El aceite de San Millán – Leyendas de La Rioja
La imaginación legendaria nos lleva una vez más hasta los montes Distercios. En su falda la mirada proyecta la imagen superpuesta de los monasterios de Suso y Yuso, «el de arriba y el de abajo», el superior y el inferior, el grande y el pequeño. Hacia éste, el más antiguo, ascendemos y allí evocamos la vida del santo eremita.
¿Quién no conoce a estas alturas la vida de San Millán de la Cogolla? Nacido en Berceo, dedicó sus primeros años a pastorear los rebaños de su padre para retirarse más tarde a la soledad del monte, donde decidió hacerse anacoreta. Aprendió lo más importante de la mano de San Félix, alcanzando pronto fama en la comarca, por lo que el obispo de Tarazona le nombró párroco de su pueblo natal, Berceo, del que fue destituido pronto por, según dicen, dilapidar los bienes eclesiásticos de la parroquia.

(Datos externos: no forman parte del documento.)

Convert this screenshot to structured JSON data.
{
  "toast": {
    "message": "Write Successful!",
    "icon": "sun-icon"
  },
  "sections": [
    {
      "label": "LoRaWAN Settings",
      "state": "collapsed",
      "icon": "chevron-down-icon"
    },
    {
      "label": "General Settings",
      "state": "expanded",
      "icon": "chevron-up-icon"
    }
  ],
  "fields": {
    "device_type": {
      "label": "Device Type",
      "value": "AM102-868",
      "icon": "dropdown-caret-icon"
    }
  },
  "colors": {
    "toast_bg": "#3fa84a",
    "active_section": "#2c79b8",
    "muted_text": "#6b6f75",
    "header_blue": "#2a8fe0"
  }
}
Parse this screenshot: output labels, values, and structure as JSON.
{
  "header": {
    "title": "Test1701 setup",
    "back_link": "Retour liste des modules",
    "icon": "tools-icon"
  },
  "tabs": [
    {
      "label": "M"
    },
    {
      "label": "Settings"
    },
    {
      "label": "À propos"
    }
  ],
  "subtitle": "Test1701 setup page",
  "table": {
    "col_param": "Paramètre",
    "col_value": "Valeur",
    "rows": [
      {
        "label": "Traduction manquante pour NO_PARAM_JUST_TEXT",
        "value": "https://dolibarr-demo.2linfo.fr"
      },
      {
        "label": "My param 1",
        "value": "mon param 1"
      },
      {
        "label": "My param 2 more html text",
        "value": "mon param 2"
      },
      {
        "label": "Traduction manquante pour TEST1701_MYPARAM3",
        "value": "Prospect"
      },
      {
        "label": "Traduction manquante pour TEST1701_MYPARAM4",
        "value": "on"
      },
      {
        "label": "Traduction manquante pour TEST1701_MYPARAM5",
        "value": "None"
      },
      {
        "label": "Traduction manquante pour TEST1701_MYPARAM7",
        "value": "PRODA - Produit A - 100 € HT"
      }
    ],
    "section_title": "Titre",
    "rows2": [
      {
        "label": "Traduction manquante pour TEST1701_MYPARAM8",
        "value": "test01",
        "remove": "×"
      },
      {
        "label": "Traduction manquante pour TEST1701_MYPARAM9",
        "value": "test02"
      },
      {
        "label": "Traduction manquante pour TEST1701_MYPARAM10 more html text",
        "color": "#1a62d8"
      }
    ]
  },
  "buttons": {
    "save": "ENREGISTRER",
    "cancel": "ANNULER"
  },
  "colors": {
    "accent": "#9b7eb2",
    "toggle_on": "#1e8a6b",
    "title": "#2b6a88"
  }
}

Decidió entonces retirarse a unas cuevas cercanas para vivir de eremita rodeado de sus discípulos. Tras su muerte, ya centenario, fue enterrado allí en donde se edificó en su memoria un pequeño santuario. El monasterio de Suso que se nos presenta hoy a la vista se construyó en los siglos IX y X . La iglesia es de dos naves con dos capillas en la cabecera y dividida en dos partes por los conocidos arcos de herradura que conectan la iglesia con el antiguo cenobio de San Millán. En una de esas cuevas estaba enterrado el Santo y allí se desarrolla nuestra leyenda
Ante el sepulcro del santo colgaba una lámpara que siempre alumbraba la estancia y ningún día ni ninguna noche del año estaba el candil sin aceite, salvo claro está cuando le cambiaban la mecha. De este , en un anochecer que era la víspera de San Julián faltó el aceite a los de la morada clerical y por no tener no tenían ni una gota para quemar. El sacristán encargado de tener siempre limpio y a punto el sepulcro estaba muy molesto y fastidiado por el olvido de tener más aceite en la despensa y además nadie en la comarca le podía prestar pese a que el sepulcro se encontraba totalmente a oscuras. Cuando llegó la noche y la hora de descansar entró el monje sacristán a mirar el sepulcro y orar por última vez y vio arder la lámpara delante del altar llena del mejor aceite que no solían comprar. Se quedó el monje muy maravillado de la luz tan clara y el aceite tan puro y refinado y entre gritos de alborozo y lágrimas de alegría, entendió que no había podido ser comprado a ningún buhonero, sino que lo había enviado Dios desde el Cielo.
Enterados todos los de la congregación, tocaron las campanas, se levantó un gran clamor y rindieron los canónigos alabanzas al Señor e hicieron reverencias al Santo. Pasada la emoción e incertidumbre de la primera noche con el nuevo aceite tuvieron una idea, pusieron otro óleo distinto y guardaron ese, que como era cosa santa, estaba lleno de dones y se guardó para sanar a los enfermos. Desde aquel día se multiplicaron las visitas al sepulcro del Santo y así, cualquiera que en un momento dado sentía una enfermedad se acercaba a ser curado, lo pringaban con el ungüento y la mejoría era tal que nunca más necesitaba otra medicina. Así ocurrió un buen día cuando llevaron hasta la sepultura a una mujer que tenía una enfermedad que le mantenía postrada en su cama sin poder mover los pies y con la visión perdida. La untaron con el aceite donde tenía el dolor y al instante los ojos y los pies recuperaron su visión y movilidad, por lo que la mujer marchó a su casa dando gracias al santo Millán.